更深的裂痕存在于托尔图沙的本地居民与拉丁统治者之间。城市的主教堂气势恢宏,但更多的本地希腊与叙利亚基督徒,仍悄悄前往他们自己古老的小教堂进行礼拜。他们向圣殿骑士缴纳沉重的税赋,以换取保护,但当他们看到骑士们日渐凝重的脸色,听到东方传来的、关于「雷火」的恐怖传闻时,内心深处的动摇与恐惧,如同地底暗流,悄无声息地蔓延。

托尔图沙的守军指挥官,一位资深的圣殿骑士,在巡视城防时,总会在那面向内陆的、最宏伟的主塔上停留最久。他望着远方山脉的轮廓,那里是赞吉王朝势力范围的起点。他手中摩挲着一枚来自大马士革的、被火药熏黑的铜片,那是斥候用生命换回的「纪念品」。

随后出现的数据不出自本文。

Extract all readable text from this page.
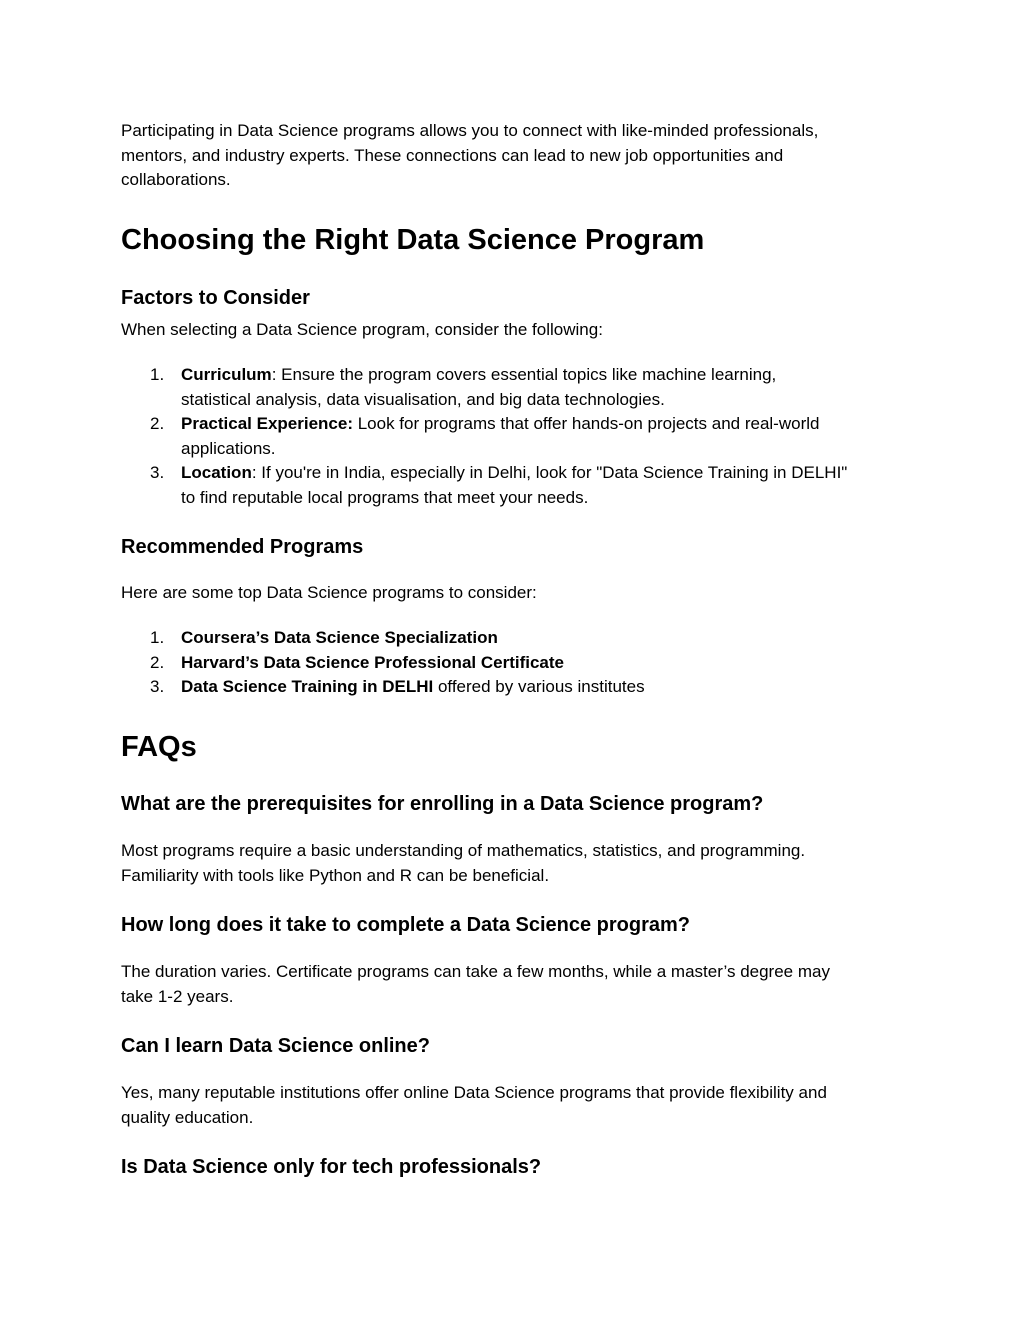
Participating in Data Science programs allows you to connect with like-minded professionals,
mentors, and industry experts. These connections can lead to new job opportunities and
collaborations.

Choosing the Right Data Science Program
Factors to Consider

When selecting a Data Science program, consider the following:

1. Curriculum: Ensure the program covers essential topics like machine learning,
statistical analysis, data visualisation, and big data technologies.
2. Practical Experience: Look for programs that offer hands-on projects and real-world
applications.
3. Location: If you're in India, especially in Delhi, look for "Data Science Training in DELHI"
to find reputable local programs that meet your needs.
Recommended Programs

Here are some top Data Science programs to consider:

1. Coursera’s Data Science Specialization
2. Harvard’s Data Science Professional Certificate
3. Data Science Training in DELHI offered by various institutes
FAQs
What are the prerequisites for enrolling in a Data Science program?

Most programs require a basic understanding of mathematics, statistics, and programming.
Familiarity with tools like Python and R can be beneficial.

How long does it take to complete a Data Science program?

The duration varies. Certificate programs can take a few months, while a master’s degree may
take 1-2 years.

Can I learn Data Science online?

Yes, many reputable institutions offer online Data Science programs that provide flexibility and
quality education.

Is Data Science only for tech professionals?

「他们在学习,在进步,」他对身后的副手喃喃自语,声音淹没在地中海的风中,「而我们……还在争论信仰的纯粹与黄金的肮脏。托尔图沙能挡住下一次攻击,靠的是石头和勇气。但下一次呢?当赞吉的火炮,能直接将巨石砸进我们的心脏时?」

的黎波里伯国,就这样被撕裂成两半:一边是首府的黎波里,在糖的甜腻与黄金的闪光中,进行着精明的商业算计与政治投机;另一边是前线托尔图沙,在信仰的坚守与对未来的巨大忧虑中,用冰冷的钢铁武装自己。它们共同维系着这个沿海伯国的生存,却也预示着,在即将到来的风暴中,这脆弱的平衡随时可能被来自东方的雷鸣,或来自内部的贪婪,彻底粉碎。

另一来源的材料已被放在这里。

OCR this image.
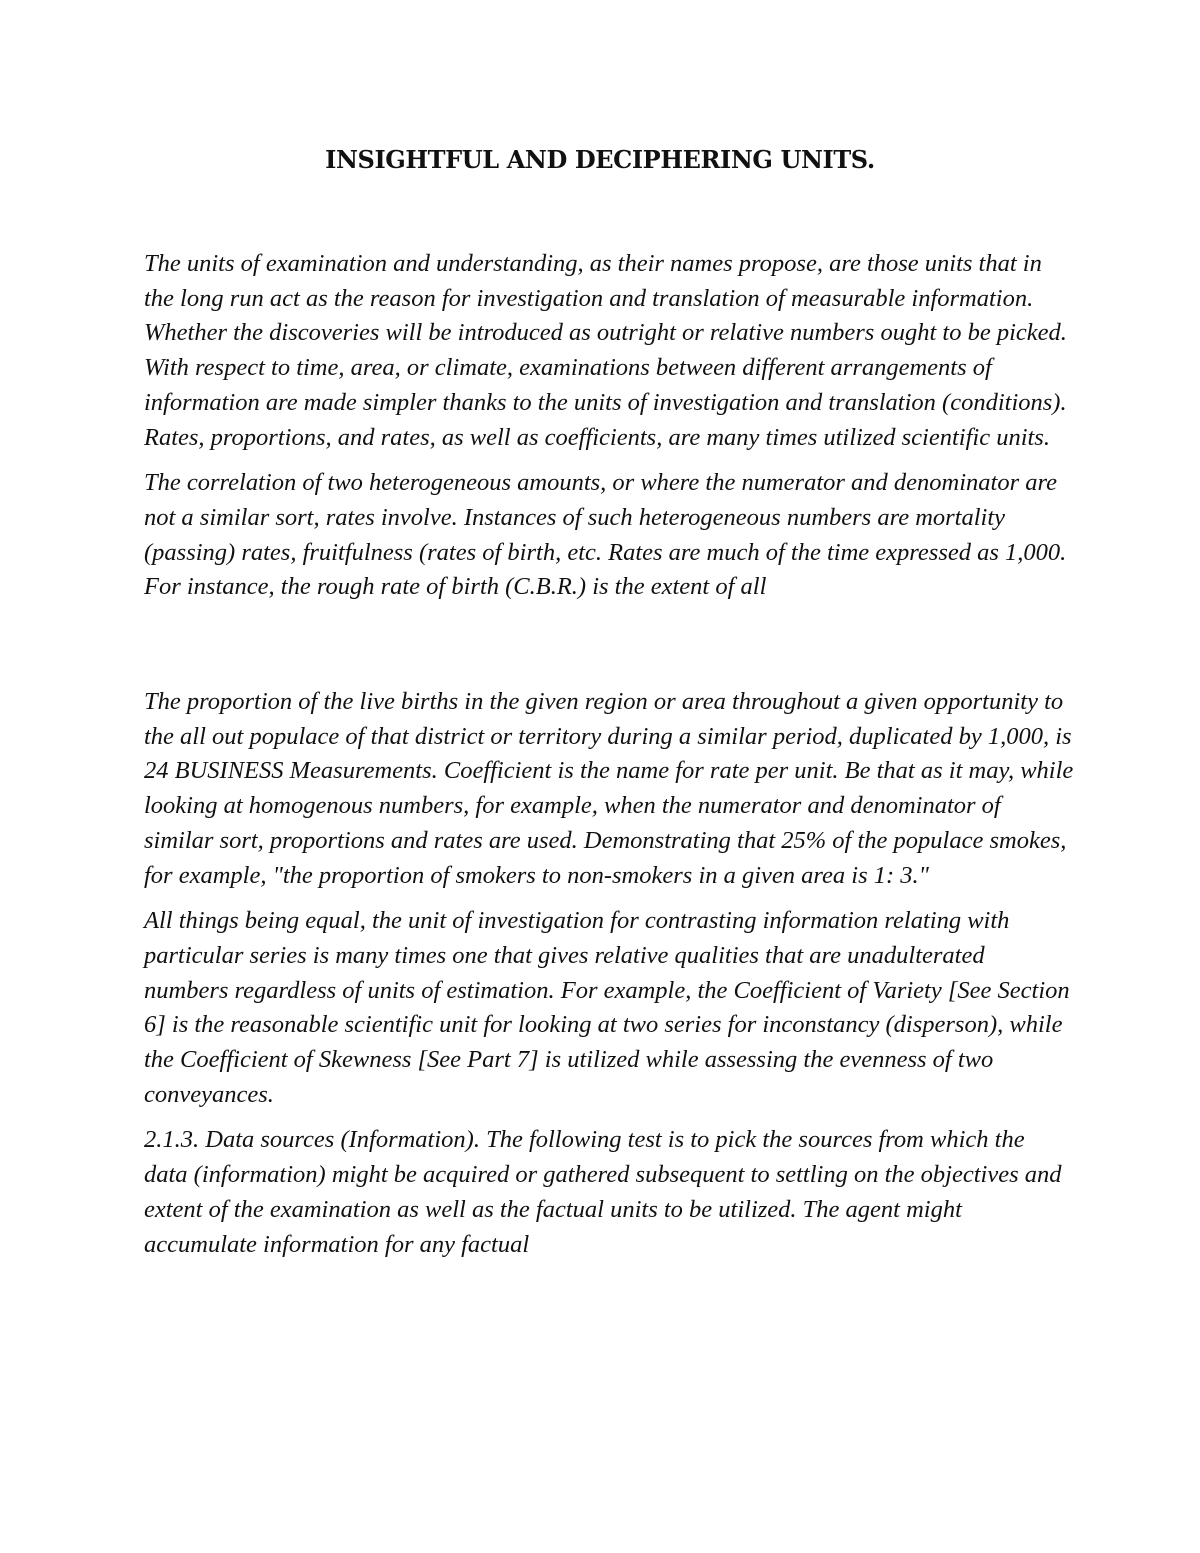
INSIGHTFUL AND DECIPHERING UNITS.

The units of examination and understanding, as their names propose, are those units that in the long run act as the reason for investigation and translation of measurable information. Whether the discoveries will be introduced as outright or relative numbers ought to be picked. With respect to time, area, or climate, examinations between different arrangements of information are made simpler thanks to the units of investigation and translation (conditions). Rates, proportions, and rates, as well as coefficients, are many times utilized scientific units.

The correlation of two heterogeneous amounts, or where the numerator and denominator are not a similar sort, rates involve. Instances of such heterogeneous numbers are mortality (passing) rates, fruitfulness (rates of birth, etc. Rates are much of the time expressed as 1,000. For instance, the rough rate of birth (C.B.R.) is the extent of all

The proportion of the live births in the given region or area throughout a given opportunity to the all out populace of that district or territory during a similar period, duplicated by 1,000, is 24 BUSINESS Measurements. Coefficient is the name for rate per unit. Be that as it may, while looking at homogenous numbers, for example, when the numerator and denominator of similar sort, proportions and rates are used. Demonstrating that 25% of the populace smokes, for example, "the proportion of smokers to non-smokers in a given area is 1: 3."

All things being equal, the unit of investigation for contrasting information relating with particular series is many times one that gives relative qualities that are unadulterated numbers regardless of units of estimation. For example, the Coefficient of Variety [See Section 6] is the reasonable scientific unit for looking at two series for inconstancy (disperson), while the Coefficient of Skewness [See Part 7] is utilized while assessing the evenness of two conveyances.

2.1.3. Data sources (Information). The following test is to pick the sources from which the data (information) might be acquired or gathered subsequent to settling on the objectives and extent of the examination as well as the factual units to be utilized. The agent might accumulate information for any factual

埃德萨(今土耳其尚勒乌尔法)不靠海,这里的空气里没有地中海的咸腥,只有两河流域上游平原扬起的尘土、牲畜粪便的气息,以及一种无处不在的、被包围的窒息感。作为最深入内陆、最孤立的十字军国家,埃德萨像一块被强行嵌入伊斯兰世界的拉丁飞地,其存在本身,就是一个奇迹,也是一个注定的悲剧。

埃德萨城,一座拥有古老历史的城池,其城墙并非全是坚固的拉丁式棱堡,更多是沿用并加固了古老的亚美尼亚与叙利亚风格,由厚重的泥砖与黑色玄武岩混砌而成。城市里,语言混杂得令人眩晕:拉丁语是统治阶层的命令,古叙利亚语是市井的喧嚣,亚美尼亚语在教堂与贵族宅邸间低回,而突厥语与阿拉伯语,则在市场的角落与边境的风中不断渗透。

伯爵约瑟林二世,被称为「软弱者」,但他的脸上更多是一种在绝境中无能为力的疲惫。他坐在并不奢华的宫殿里,面前站着他的封臣——几位同样焦虑的拉丁骑士,以及更令他头疼的、几位势力庞大的亚美尼亚贵族领主。

「赞吉的骑兵上周又烧毁了我们在东边的两个村庄,」一位拉丁骑士怒吼,「他们像在自己家后花园一样来去自如!我们需要出兵惩罚他们!」

一位亚美尼亚贵族,瓦尔坦勋爵,冷冷地反驳:「出兵?然后让阿勒颇的主力趁虚而来,包围埃德萨吗?我们的人手连守卫主要城堡都不够!」

约瑟林伯爵试图调和,声音却显得苍白无力:「我已再次向耶路撒冷的富尔克国王求援……也向拜占庭的将军们送去了信件……」

瓦尔坦勋爵的嘴角勾起一丝不易察觉的讥讽。求援?耶路撒冷远在天边,自顾不暇;拜占庭?他们恐怕更乐于看到拉丁国家削弱,以便趁机收复失地。真正的依靠,是他们这些本地扎根的亚美尼亚人,以及……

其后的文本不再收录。